Complaints about the 2010 Prius grew by nearly 1,000 since the latest recalls were announced more than a week ago, records show. Transportation Department spokeswoman Olivia Alair said NHTSA is quickly gathering information to help guide the federal government's examination of sudden acceleration, the Prius braking system and other safety issues. Toyota Motor Corp. has recalled 8.5 million vehicles globally during the past four months because of problems with gas pedals, floormats and brakes, threatening the safety and quality reputation of the world's No. 1 automaker. The government typically receives a surge in complaints following a recall.
In other Toyota news:
Toyota may add more incentives or lengthen warranties after the current recall crisis is over, Group Vice President Bob Carter told the National Automobile Dealers Association convention in Orlando, Fla. He said that exact plans have not yet been worked out, according to the Associated Press.

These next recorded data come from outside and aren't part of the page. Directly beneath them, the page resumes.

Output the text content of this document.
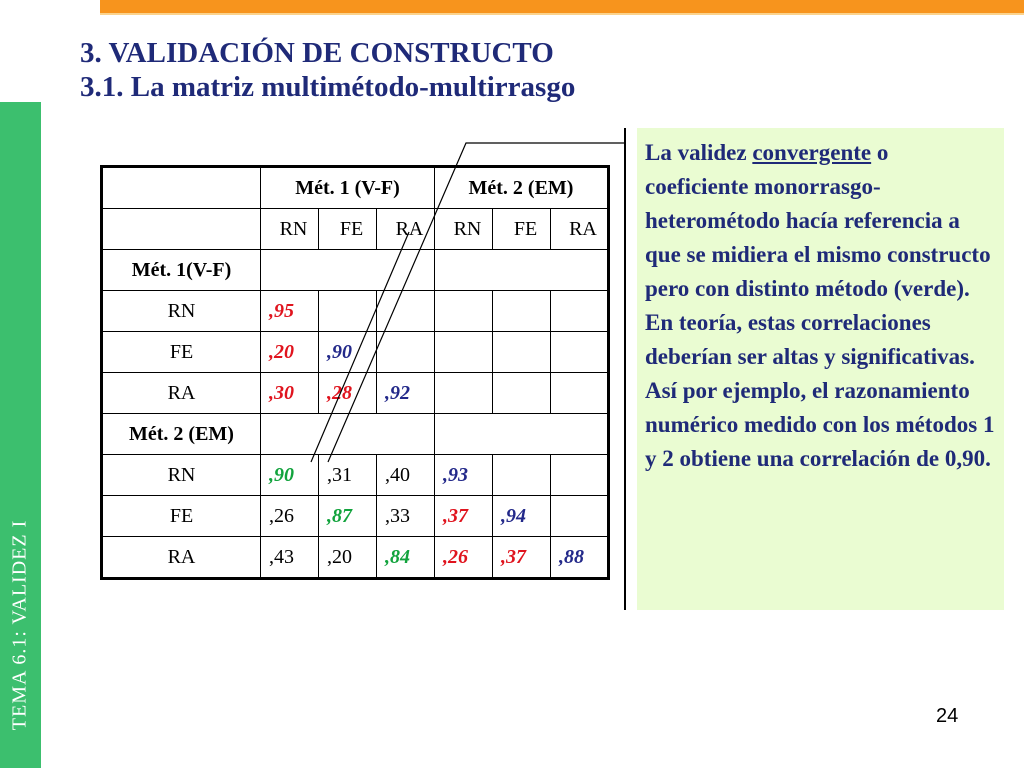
TEMA 6.1: VALIDEZ I
3. VALIDACIÓN DE CONSTRUCTO
3.1. La matriz multimétodo-multirrasgo
	Mét. 1 (V-F)			Mét. 2 (EM)		
	RN	FE	RA	RN	FE	RA
Mét. 1(V-F)						
RN	,95					
FE	,20	,90				
RA	,30	,28	,92			
Mét. 2 (EM)						
RN	,90	,31	,40	,93		
FE	,26	,87	,33	,37	,94	
RA	,43	,20	,84	,26	,37	,88
La validez convergente o coeficiente monorrasgo-heterométodo hacía referencia a que se midiera el mismo constructo pero con distinto método (verde). En teoría, estas correlaciones deberían ser altas y significativas. Así por ejemplo, el razonamiento numérico medido con los métodos 1 y 2 obtiene una correlación de 0,90.
24
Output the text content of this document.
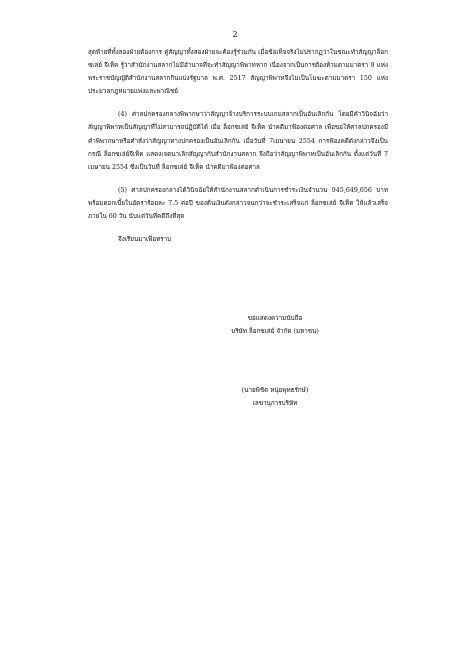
2

สุดท้ายที่ทั้งสองฝ่ายต้องการ คู่สัญญาทั้งสองฝ่ายจะต้องรู้ร่วมกัน เมื่อข้อเท็จจริงไม่ปรากฏว่าในขณะทำสัญญาล็อกซเล่ย์ จีเท็ค รู้ว่าสำนักงานสลากไม่มีอำนาจที่จะทำสัญญาพิพาทหาก เนื่องจากเป็นการต้องห้ามตามมาตรา 9 แห่งพระราชบัญญัติสำนักงานสลากกินแบ่งรัฐบาล พ.ศ. 2517 สัญญาพิพาทจึงไม่เป็นโมฆะตามมาตรา 150 แห่งประมวลกฎหมายแพ่งและพาณิชย์

(4) ศาลปกครองกลางพิพากษาว่าสัญญาจ้างบริการระบบเกมสลากเป็นอันเลิกกัน โดยมีคำวินิจฉัยว่า สัญญาพิพาทเป็นสัญญาที่ไม่สามารถปฏิบัติได้ เมื่อ ล็อกซเล่ย์ จีเท็ค นำคดีมาฟ้องต่อศาล เพื่อขอให้ศาลปกครองมีคำพิพากษาหรือคำสั่งว่าสัญญาทางปกครองเป็นอันเลิกกัน เมื่อวันที่ 7เมษายน 2554 การฟ้องคดีดังกล่าวจึงเป็นกรณี ล็อกซเล่ย์จีเท็ค แสดงเจตนาเลิกสัญญากับสำนักงานสลาก จึงถือว่าสัญญาพิพาทเป็นอันเลิกกัน ตั้งแต่วันที่ 7 เมษายน 2554 ซึ่งเป็นวันที่ ล็อกซเล่ย์ จีเท็ค นำคดีมาฟ้องต่อศาล

(5) ศาลปกครองกลางได้วินิจฉัยให้สำนักงานสลากดำเนินการชำระเงินจำนวน 945,649,656 บาท พร้อมดอกเบี้ยในอัตราร้อยละ 7.5 ต่อปี ของต้นเงินดังกล่าวจนกว่าจะชำระเสร็จแก่ ล็อกซเล่ย์ จีเท็ค ให้แล้วเสร็จภายใน 60 วัน นับแต่วันที่คดีถึงที่สุด

จึงเรียนมาเพื่อทราบ

ขอแสดงความนับถือ
บริษัท ล็อกซเล่ย์ จำกัด (มหาชน)
(นายพิชิต หนุ่ยพุทธรักษ์)
เลขานุการบริษัท
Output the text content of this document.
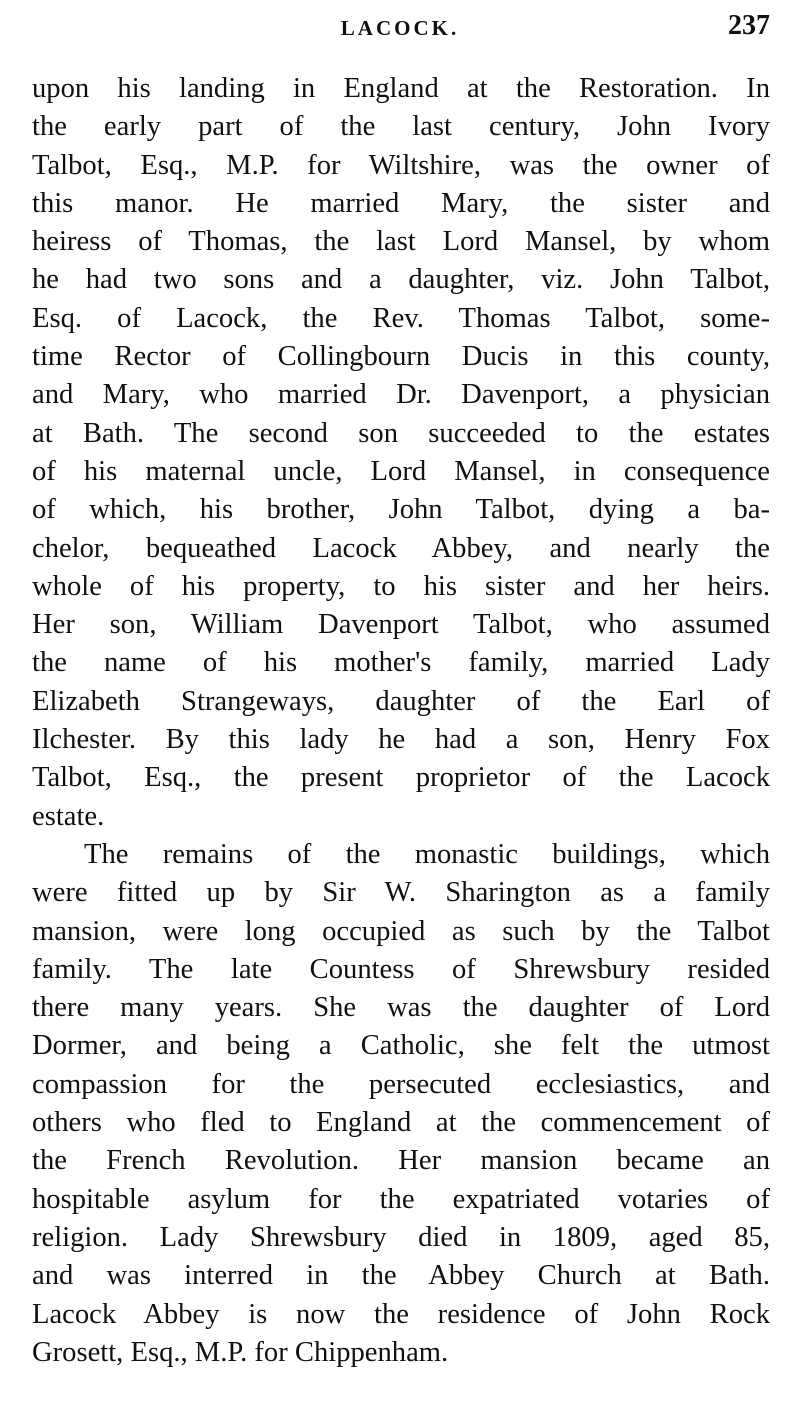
LACOCK.	237
upon his landing in England at the Restoration. In
the early part of the last century, John Ivory
Talbot, Esq., M.P. for Wiltshire, was the owner of
this manor. He married Mary, the sister and
heiress of Thomas, the last Lord Mansel, by whom
he had two sons and a daughter, viz. John Talbot,
Esq. of Lacock, the Rev. Thomas Talbot, some-
time Rector of Collingbourn Ducis in this county,
and Mary, who married Dr. Davenport, a physician
at Bath. The second son succeeded to the estates
of his maternal uncle, Lord Mansel, in consequence
of which, his brother, John Talbot, dying a ba-
chelor, bequeathed Lacock Abbey, and nearly the
whole of his property, to his sister and her heirs.
Her son, William Davenport Talbot, who assumed
the name of his mother's family, married Lady
Elizabeth Strangeways, daughter of the Earl of
Ilchester. By this lady he had a son, Henry Fox
Talbot, Esq., the present proprietor of the Lacock
estate.
The remains of the monastic buildings, which
were fitted up by Sir W. Sharington as a family
mansion, were long occupied as such by the Talbot
family. The late Countess of Shrewsbury resided
there many years. She was the daughter of Lord
Dormer, and being a Catholic, she felt the utmost
compassion for the persecuted ecclesiastics, and
others who fled to England at the commencement of
the French Revolution. Her mansion became an
hospitable asylum for the expatriated votaries of
religion. Lady Shrewsbury died in 1809, aged 85,
and was interred in the Abbey Church at Bath.
Lacock Abbey is now the residence of John Rock
Grosett, Esq., M.P. for Chippenham.
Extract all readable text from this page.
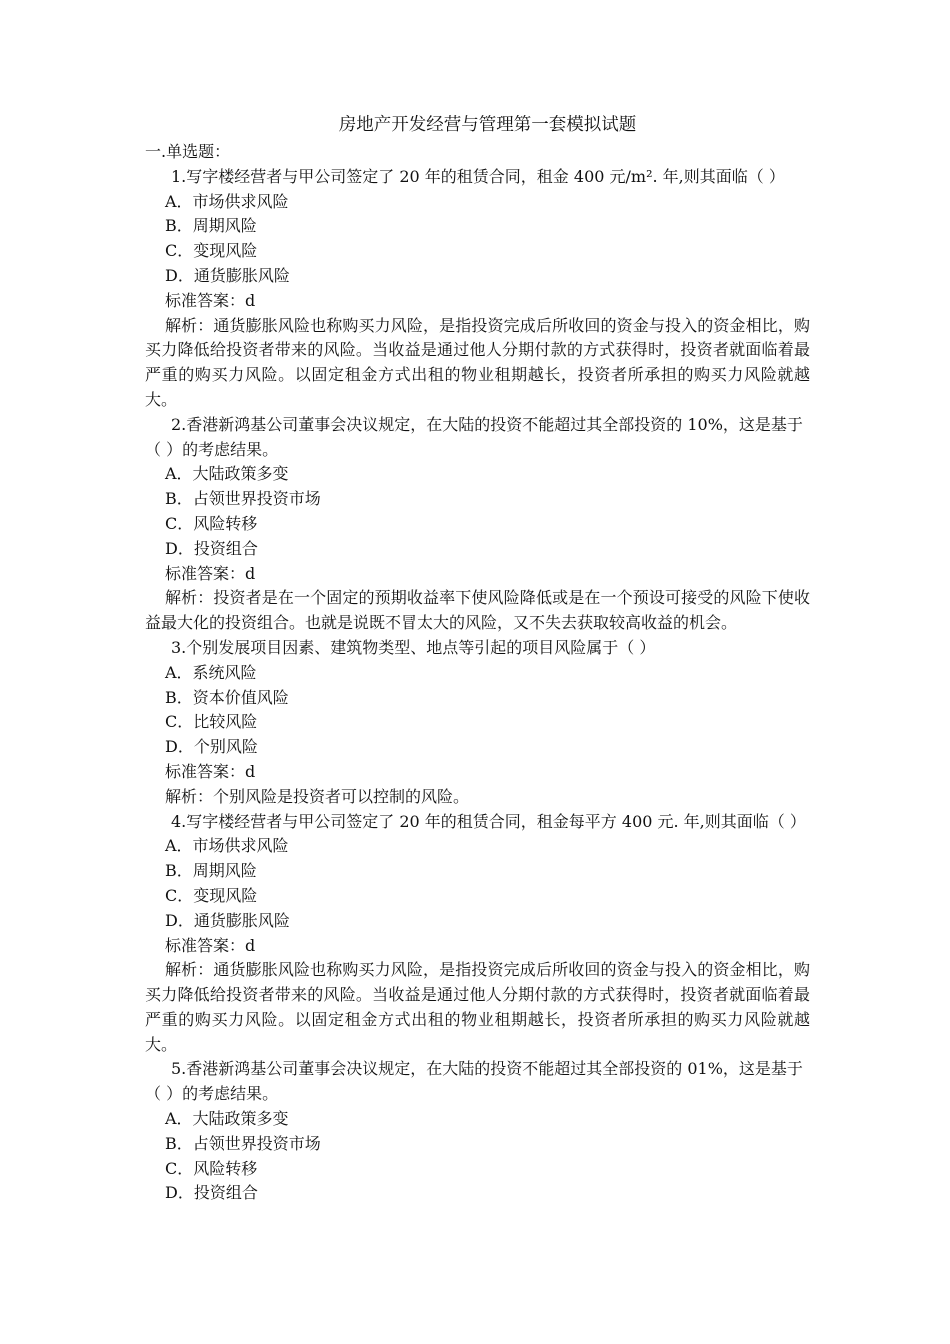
房地产开发经营与管理第一套模拟试题

一.单选题：

1.写字楼经营者与甲公司签定了 20 年的租赁合同，租金 400 元/m². 年,则其面临（ ）

A．市场供求风险

B．周期风险

C．变现风险

D．通货膨胀风险

标准答案：d

解析：通货膨胀风险也称购买力风险，是指投资完成后所收回的资金与投入的资金相比，购买力降低给投资者带来的风险。当收益是通过他人分期付款的方式获得时，投资者就面临着最严重的购买力风险。以固定租金方式出租的物业租期越长，投资者所承担的购买力风险就越大。

2.香港新鸿基公司董事会决议规定，在大陆的投资不能超过其全部投资的 10%，这是基于（ ）的考虑结果。

A．大陆政策多变

B．占领世界投资市场

C．风险转移

D．投资组合

标准答案：d

解析：投资者是在一个固定的预期收益率下使风险降低或是在一个预设可接受的风险下使收益最大化的投资组合。也就是说既不冒太大的风险，又不失去获取较高收益的机会。

3.个别发展项目因素、建筑物类型、地点等引起的项目风险属于（ ）

A．系统风险

B．资本价值风险

C．比较风险

D．个别风险

标准答案：d

解析：个别风险是投资者可以控制的风险。

4.写字楼经营者与甲公司签定了 20 年的租赁合同，租金每平方 400 元. 年,则其面临（ ）

A．市场供求风险

B．周期风险

C．变现风险

D．通货膨胀风险

标准答案：d

解析：通货膨胀风险也称购买力风险，是指投资完成后所收回的资金与投入的资金相比，购买力降低给投资者带来的风险。当收益是通过他人分期付款的方式获得时，投资者就面临着最严重的购买力风险。以固定租金方式出租的物业租期越长，投资者所承担的购买力风险就越大。

5.香港新鸿基公司董事会决议规定，在大陆的投资不能超过其全部投资的 01%，这是基于（ ）的考虑结果。

A．大陆政策多变

B．占领世界投资市场

C．风险转移

D．投资组合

Carter also said that Toyota dealers have fixed more than 500,000 of the 2.3 million cars and trucks covered by the sticky gas pedal recall, and they are repairing about 50,000 cars every day. That jibes with the number he reported last week at the Chicago Auto Show.
A Toyota exec apologized for the recalls to dealers in Orlando. “We're a quality brand and we stumbled. It's our fault," said Don Esmond, Toyota’s senior vice president for automotive operations in the U.S. "We'll correct it." Some Toyota dealers have complained because consumers think dealers are prohibited from selling any Toyotas. Those consumers aren’t aware that dealers are free to sell the cars once they are repaired. Carter says 88,000 of the 112,000 recalled cars on dealer lots have been repaired.